There are now very few quality new trams with swivelling bogies under 30
metres available from any manufacturers outside Czech Republic.
On Tuesday, 24 November 2020 at 16:45:08 UTC+11 Mal Rowe wrote:
> On 24/11/2020 16:19, TP wrote:
> > Finally a breakthrough. They won't be accessible though unless they
> > have the platforms to go with them. The "another variety" of tram
> > worries me. As long as it's not less than 30 metres. 45 metres would
> > be good.
> There's another 50 E class available under the current contract options,
> so my guess is that will be taken up.
> The other 50 may well be more like a B in terms of capacity - the
> closely spaced route in the south east don't need big trams like the
> Es.

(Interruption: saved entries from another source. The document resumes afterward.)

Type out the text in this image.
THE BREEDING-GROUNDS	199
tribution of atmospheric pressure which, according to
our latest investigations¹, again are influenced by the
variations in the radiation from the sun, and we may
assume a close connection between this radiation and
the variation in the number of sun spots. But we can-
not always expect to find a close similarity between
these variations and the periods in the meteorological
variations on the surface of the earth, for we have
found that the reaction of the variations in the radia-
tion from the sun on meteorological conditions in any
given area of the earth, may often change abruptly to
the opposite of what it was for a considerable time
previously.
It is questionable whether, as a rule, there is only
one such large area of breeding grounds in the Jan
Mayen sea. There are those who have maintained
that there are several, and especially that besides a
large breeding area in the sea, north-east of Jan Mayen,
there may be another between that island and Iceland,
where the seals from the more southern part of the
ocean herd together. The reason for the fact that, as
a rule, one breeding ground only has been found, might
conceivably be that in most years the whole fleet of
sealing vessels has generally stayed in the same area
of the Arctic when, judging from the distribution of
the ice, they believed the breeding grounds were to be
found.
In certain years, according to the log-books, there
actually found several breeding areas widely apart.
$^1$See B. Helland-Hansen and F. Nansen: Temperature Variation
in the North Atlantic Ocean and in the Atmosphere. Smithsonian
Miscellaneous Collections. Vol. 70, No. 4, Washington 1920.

Trams greater than 30m in length would be extremely problematic in
> the CBD - the blocks of the Hoddle grid are not big enough in the
> north-south streets to fit in the platform stops.
> The budget reports indicate that the trams will be built in Melbourne,
> so Dandenong (under its new Alston ownership) looks like being busy.
> I have attached part of a plan from a 1983 report by the (then new)
> Metropolitan Transit Authority which shows a new Airport West Depot.
> The plan was to sell off Essendon Depot and build anew. The biggest
> negative aspect of this proposal - identified in the proposal - was the
> amount of 'dead running' to serve the West Maribyrnong and Footscray
> routes. However, there's not really other options in the area.
> Kew, Malvern and Camberwell were also to be sold, however, those plans
> revolved around a new depot at Wantirna South and a greatly expanded
> South Melbourne depot (on the old site). Since that time, heritage
> issues have become much more prominent, so I doubt that these three
> depots will be closed.
> The only real heritage aspect of Essendon Depot is the 1906 carbarn and
> that could be relatively easily re-purposed.